Da Herr Schard bei seiner Begründung hier gesagt hatte, es geht darum, aufzuklären, was der Rechnungshof als systematischen Verstoß und Rechtsbruch dargestellt hat, will ich vielleicht doch noch mal an die Ausgangssituation erinnern, worüber wir eigentlich reden, weil es auch für die Öffentlichkeit interessant ist.

Sie haben darauf verwiesen, es gibt im Grundgesetz in Artikel 33 Abs. 2 die Bestenauslese für den öffentlichen Dienst. Es ist vorgeschrieben, jeder muss nach Eignung, Befähigung den Zugang zu allen Ämtern haben. Nun gibt es allerdings auf Initiative Ihrer Partei, der CDU, eine Rechtslage in Thüringen, die für Staatssekretäre, für persönliche Mitarbeiter von Ministern und Staatssekretären, für Büroleiter, für Pressesprecher in den Ministerien, also für eine Vielzahl von Menschen, die Teil dieser Regierung sind, eine Regelung, die sagt, von einer Ausschreibung kann abgesehen werden.

 

Was passiert? Der Rechnungshof macht eine Prüfung in genau diesen Bereichen, Besetzungsverfahren von Staatssekretären, persönlichen Mitarbeitern, Büroleitern, Pressesprechern, und stellt fest, dass keine Ausschreibungen rechtskonform stattgefunden haben.

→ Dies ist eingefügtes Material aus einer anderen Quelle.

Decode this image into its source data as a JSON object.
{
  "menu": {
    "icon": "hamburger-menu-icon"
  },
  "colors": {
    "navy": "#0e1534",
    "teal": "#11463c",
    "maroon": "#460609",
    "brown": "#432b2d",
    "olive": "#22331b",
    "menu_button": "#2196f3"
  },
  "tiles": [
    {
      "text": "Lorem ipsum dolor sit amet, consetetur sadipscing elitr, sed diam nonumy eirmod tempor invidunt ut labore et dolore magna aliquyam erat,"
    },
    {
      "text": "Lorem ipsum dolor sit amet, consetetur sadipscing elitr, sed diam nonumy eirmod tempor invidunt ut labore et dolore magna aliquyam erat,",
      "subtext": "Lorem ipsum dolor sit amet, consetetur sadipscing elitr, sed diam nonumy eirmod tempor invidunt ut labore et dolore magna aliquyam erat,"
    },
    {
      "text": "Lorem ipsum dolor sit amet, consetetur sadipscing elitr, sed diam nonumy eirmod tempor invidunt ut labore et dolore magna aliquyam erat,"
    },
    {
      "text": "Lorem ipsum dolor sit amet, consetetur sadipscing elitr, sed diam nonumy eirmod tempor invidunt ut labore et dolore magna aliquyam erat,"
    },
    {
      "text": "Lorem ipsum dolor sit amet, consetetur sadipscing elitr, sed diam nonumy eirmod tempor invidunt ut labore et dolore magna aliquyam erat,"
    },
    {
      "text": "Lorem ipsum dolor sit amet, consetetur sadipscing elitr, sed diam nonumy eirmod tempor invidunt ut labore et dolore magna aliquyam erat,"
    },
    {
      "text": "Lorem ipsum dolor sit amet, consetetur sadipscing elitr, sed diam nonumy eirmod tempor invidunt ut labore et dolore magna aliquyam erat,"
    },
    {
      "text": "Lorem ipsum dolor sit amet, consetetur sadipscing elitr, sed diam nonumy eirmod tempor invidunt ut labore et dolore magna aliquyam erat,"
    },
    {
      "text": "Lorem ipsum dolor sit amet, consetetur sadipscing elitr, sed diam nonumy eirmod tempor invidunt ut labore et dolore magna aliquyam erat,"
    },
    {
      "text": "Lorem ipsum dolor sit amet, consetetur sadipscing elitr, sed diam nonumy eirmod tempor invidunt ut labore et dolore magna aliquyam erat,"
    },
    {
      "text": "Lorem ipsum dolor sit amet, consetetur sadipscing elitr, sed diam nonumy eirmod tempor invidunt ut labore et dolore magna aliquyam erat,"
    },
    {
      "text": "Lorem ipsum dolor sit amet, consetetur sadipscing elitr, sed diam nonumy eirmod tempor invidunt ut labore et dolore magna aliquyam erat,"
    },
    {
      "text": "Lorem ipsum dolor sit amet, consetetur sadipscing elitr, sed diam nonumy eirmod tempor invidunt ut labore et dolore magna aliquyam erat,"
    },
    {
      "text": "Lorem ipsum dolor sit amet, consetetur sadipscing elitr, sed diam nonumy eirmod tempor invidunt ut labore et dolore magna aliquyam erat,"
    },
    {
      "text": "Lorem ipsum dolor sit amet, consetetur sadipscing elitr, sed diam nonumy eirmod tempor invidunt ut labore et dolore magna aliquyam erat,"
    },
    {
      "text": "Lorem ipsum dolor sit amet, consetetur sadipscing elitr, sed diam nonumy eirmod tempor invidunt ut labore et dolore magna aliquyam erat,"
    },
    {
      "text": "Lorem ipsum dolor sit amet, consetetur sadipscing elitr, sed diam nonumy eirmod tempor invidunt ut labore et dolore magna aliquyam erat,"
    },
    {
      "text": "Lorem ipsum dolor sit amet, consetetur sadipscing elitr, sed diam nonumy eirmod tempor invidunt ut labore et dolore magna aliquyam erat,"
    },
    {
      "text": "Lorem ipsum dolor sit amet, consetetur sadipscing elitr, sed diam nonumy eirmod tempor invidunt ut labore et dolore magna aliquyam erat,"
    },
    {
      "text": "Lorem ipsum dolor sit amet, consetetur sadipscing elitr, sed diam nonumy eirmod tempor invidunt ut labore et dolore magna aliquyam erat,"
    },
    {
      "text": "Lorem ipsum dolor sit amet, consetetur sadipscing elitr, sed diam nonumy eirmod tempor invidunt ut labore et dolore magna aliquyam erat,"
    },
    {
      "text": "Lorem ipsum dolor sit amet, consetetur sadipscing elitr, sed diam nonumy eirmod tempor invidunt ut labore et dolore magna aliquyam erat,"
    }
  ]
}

Das ist Ausgangspunkt. Daraus schlussfolgert der Rechnungshof, dass es keine Bestenauslese gibt, weil er die nicht nachvollziehen konnte, da es ja keine Ausschreibung gibt.

 

Nun habe ich mir dem Bericht sehr genau durchgelesen und habe mich gefragt, was denn eigentlich der Rechnungshof empfiehlt, wenn es keine gesetzliche Verpflichtung zur Ausschreibung gibt, wie denn die Bestenauslese tatsächlich stattfinden soll. Da sagt der Rechnungshof, bei den persönlichen Mitarbeitern, Büroleitern und Pressesprechern sollten wir einfach die Rechtslage ändern, wir sollten das Gesetz ändern und die gesetzliche Ausschreibungspflicht wiedereinführen. Was der Rechnungshof nicht sagt, weil er das eben auch nicht kann, weil er auch keine Idee hat, wie bei nicht notwendiger Ausschreibung denn die Bestenauslese erfolgen soll.

 

Das hat auch einen besonderen Grund, dass das nämlich so gesetzlich geregelt ist und auch auf Vorschlag Ihrer Fraktion in Thüringen seit Anbeginn der Existenz dieses Freistaats so gilt, nämlich dass es in diesen Positionen ein besonderes persönliches und auch politisches Vertrauensverhältnis zu den Ministern, zum Teil der Landesregierung geben muss.

 

(Beifall DIE LINKE, SPD, BÜNDNIS 90/DIE GRÜNEN)

 

Das ist doch selbstverständlich richtig. Das ist doch absurd, wenn Sie hier jetzt behaupten, in Ihren Regierungsbeteiligungen wären die Staatssekretäre irgendwie im Rahmen von Ausschreibungen nach beamtenrechtlicher Bestenauslese eingestellte Beamte, die mit der Politik Ihrer Partei nichts zu tun hätten.

 

Herr Kemmerich, schauen Sie doch mal, wer im Bundesfinanzministerium Staatssekretär ist. Eine FDP-Abgeordnete ist Parlamentarische Staatssekretärin und ein Staatssekretär ist nicht Mitglied der FDP, der seine letzten Jahre seiner Arbeitsbiografie damit verbracht hat, im Ausland, in Brasilien, Botschafter zu sein. Davor war er in der FDP-Fraktion Referent für Europapolitik. Der Mann ist Beamter im Bundesfinanzministerium als verbeamteter Staatssekretär.

 

(Zwischenruf Abg. Montag, Gruppe der FDP: Aus dem Haus! Aus der Beamtenlaufbahn!)

 

(Unruhe Gruppe der FDP)

 

Ich glaube, wenn man Ihren Maßstab zur Grundlage nimmt und sagt, dort müsste ein beamtenrechtliches Auswahlverfahren stattfinden, glaube ich nicht, dass ein Referent, der übrigens auch Jurist für Europapolitik ist, mit der Berufserfahrung, die in diesem Bereich nicht einschlägig ist, eine beamtenrechtliche Bestenauslese gewonnen hätte.

 

(Unruhe Gruppe der FDP)

 

Ich glaube, das kann auch nicht Ihr Ziel sein …

 

(Zwischenruf Abg. Montag, Gruppe der FDP)

 

Ach, es gab keine Ausschreibung, Herr Montag. Erzählen Sie doch nicht so einen Blödsinn.

 

(Beifall DIE LINKE, SPD, BÜNDNIS 90/DIE GRÜNEN)

 

(Zwischenruf Abg. Kalich, DIE LINKE: Ihr wisst nichts!)

 

Der war früher Referent in Ihrer Bundestagsfraktion. Ich sage auch, dass das richtig ist, Herr Montag.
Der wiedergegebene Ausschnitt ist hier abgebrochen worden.